Its purpose and object are sufficiently described and identified. The gift to the "fund" is a gift to the trustees thereof who are to administer it. The intent of the testatrix here is reasonably clear. The precedents in this State have sustained similar gifts. Thus in Hope v. Brewer ( 136 N.Y. 126) the bequest was to trustees in Scotland to establish and maintain a hospital there, and in Mena v. Virnard ( 124 Misc. 637) it was to a trustee in Italy for the purpose of founding a hospital in that country. In the former case the gift was concededly illegal under the existing law of the domicile — New York — because the identity of the beneficiaries was too vague and indefinite. It was upheld, however, because of the recognition of its validity in Scotland. The court, after discussing the rule as to wills executed in other States by persons domiciled there, said: "In order to sustain this will, we must go a step farther and hold another but a kindred proposition, namely, that a disposition of personal property made in this state, by a competent testator, in a valid testamentary instrument, to trustees in a foreign country, for the purposes of a charity to be established in that country, is valid, although not in compliance with our statute or the rules of law in force here in regard to trusts and perpetuities, providing it is valid by the law of the place where the gift is to take effect, and which governs the trustee and the property when transmitted there." After quoting extensively from Chamberlain v. Chamberlain ( 43 N.Y. 424) and other leading cases on the subject, the court concluded: "Even if it be assumed that the bequest of the residuary estate to the Scotch trustees in trust for the purpose of founding and maintaining the hospital, should be held void under our law for the reason that the absolute ownership of personal property is unlawfully suspended or that the beneficiaries of the trust are not sufficiently specified or defined, still that does not render the disposition invalid as these objections do not apply to a gift in trust to be administered in Scotland and perfectly valid there. This result, I think, is in harmony with the general tendency of courts to sustain testamentary dispositions of property when it fairly can be done under the rules of law, and in accordance with principles of enlightened justice." The laws of New York, therefore, have no application to the question in dispute.

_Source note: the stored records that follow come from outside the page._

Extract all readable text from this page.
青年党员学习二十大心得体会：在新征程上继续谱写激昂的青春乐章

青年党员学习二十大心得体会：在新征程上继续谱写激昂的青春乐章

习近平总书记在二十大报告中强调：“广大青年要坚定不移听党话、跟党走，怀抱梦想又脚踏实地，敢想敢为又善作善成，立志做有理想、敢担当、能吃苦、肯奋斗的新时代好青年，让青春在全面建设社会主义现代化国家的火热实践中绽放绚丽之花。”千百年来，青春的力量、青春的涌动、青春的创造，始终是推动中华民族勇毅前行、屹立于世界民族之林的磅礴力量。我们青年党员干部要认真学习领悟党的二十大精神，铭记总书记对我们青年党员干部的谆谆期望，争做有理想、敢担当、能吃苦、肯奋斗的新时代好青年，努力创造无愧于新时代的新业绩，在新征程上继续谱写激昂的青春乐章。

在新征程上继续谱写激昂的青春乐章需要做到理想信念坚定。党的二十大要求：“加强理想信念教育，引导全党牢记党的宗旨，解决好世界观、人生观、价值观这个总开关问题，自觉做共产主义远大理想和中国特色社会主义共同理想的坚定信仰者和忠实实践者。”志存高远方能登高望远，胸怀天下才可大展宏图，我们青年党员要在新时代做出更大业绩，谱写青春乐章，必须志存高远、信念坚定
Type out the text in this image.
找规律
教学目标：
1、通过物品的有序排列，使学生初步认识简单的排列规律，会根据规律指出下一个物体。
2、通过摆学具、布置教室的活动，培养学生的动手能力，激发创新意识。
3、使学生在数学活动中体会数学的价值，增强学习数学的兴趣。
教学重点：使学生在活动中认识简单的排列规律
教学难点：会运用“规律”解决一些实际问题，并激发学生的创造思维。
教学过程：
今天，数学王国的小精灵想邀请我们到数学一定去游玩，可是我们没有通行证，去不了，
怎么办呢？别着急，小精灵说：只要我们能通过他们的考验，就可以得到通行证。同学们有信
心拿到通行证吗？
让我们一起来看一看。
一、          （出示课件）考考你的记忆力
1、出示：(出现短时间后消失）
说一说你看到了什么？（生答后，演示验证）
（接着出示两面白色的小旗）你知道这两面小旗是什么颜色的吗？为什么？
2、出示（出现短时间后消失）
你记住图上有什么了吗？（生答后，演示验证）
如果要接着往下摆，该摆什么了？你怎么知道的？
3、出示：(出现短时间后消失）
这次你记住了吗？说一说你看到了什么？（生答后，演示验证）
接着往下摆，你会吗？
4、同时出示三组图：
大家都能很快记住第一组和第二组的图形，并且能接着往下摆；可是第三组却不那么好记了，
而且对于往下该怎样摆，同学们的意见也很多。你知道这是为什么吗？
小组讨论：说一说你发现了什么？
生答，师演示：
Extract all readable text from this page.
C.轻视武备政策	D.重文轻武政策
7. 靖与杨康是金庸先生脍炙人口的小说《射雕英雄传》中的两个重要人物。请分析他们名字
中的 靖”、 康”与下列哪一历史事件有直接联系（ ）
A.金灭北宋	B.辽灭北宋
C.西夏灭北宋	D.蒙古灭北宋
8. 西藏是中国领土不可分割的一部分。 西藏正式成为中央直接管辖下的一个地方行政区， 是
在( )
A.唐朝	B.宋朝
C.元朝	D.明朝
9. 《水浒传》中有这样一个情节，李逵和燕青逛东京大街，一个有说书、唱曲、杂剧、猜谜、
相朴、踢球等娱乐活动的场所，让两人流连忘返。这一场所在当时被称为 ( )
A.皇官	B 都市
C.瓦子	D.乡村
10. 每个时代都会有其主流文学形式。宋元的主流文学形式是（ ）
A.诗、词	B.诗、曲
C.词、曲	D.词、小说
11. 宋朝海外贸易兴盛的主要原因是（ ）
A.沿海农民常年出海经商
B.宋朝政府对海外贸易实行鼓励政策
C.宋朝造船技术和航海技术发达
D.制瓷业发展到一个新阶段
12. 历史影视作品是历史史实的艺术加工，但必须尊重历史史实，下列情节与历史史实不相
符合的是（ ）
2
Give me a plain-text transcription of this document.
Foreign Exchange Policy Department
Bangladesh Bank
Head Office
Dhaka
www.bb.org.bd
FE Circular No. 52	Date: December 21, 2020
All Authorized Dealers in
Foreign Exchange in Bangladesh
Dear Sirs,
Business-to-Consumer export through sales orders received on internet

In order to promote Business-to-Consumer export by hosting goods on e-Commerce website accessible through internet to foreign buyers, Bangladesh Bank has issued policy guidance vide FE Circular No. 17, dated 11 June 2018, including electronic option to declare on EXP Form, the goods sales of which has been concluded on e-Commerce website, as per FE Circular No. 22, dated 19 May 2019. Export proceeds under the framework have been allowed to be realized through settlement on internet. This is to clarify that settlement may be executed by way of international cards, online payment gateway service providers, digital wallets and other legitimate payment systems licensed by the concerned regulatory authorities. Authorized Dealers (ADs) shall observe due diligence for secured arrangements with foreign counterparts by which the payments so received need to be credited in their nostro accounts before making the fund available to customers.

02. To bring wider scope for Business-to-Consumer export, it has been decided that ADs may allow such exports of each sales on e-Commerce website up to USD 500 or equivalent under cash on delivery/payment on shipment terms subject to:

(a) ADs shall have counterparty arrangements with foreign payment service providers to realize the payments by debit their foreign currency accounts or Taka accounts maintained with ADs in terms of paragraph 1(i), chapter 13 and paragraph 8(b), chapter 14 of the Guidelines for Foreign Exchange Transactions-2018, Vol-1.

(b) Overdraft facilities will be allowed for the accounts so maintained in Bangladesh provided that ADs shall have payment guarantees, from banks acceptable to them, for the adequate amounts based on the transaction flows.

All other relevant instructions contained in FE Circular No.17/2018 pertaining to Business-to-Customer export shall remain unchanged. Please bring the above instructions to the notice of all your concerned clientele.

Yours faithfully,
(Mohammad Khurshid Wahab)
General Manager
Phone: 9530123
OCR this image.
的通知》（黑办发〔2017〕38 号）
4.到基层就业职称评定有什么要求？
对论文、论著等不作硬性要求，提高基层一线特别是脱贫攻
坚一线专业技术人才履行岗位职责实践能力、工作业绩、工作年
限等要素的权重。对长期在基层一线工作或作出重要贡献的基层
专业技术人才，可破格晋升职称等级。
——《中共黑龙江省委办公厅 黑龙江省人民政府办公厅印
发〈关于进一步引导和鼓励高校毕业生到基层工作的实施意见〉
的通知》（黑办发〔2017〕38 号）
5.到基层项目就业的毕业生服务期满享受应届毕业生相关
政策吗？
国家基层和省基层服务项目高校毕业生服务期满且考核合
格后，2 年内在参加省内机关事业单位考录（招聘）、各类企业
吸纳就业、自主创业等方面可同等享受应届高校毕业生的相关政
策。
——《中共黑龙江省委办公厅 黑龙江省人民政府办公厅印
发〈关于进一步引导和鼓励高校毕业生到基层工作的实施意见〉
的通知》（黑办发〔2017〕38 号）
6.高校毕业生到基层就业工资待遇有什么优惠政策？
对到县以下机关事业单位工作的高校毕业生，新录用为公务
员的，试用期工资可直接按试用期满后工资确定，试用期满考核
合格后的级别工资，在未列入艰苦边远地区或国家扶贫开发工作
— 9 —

In the present case the validity of the gift under the laws of Massachusetts is established by the affidavit of an attorney of that State. The contents of his affidavit, which are undisputed, show (1) the sufficiency of the identification of the legatees; (2) the validity of the trust in Massachusetts where the will of Lotta Crabtree has been admitted to probate and trustees of the fund appointed, and (3) the authority of the trustees, both under the will of Lotta Crabtree and the Massachusetts law, to accept and hold additional funds such as those given by the will of this testatrix.
The incorporation of the will of Lotta M. Crabtree into the present will by reference is not necessary to sustain the gift. The doctrine of incorporation by reference, therefore, had no application to this case. The gift was directly to the trustees of the Crabtree Fund. They became entitled to receive the gift, upon their appointment and qualification, because of its validity in the State where the charitable trust is to be administered.
Submit decree on notice construing the will and settling the account accordingly.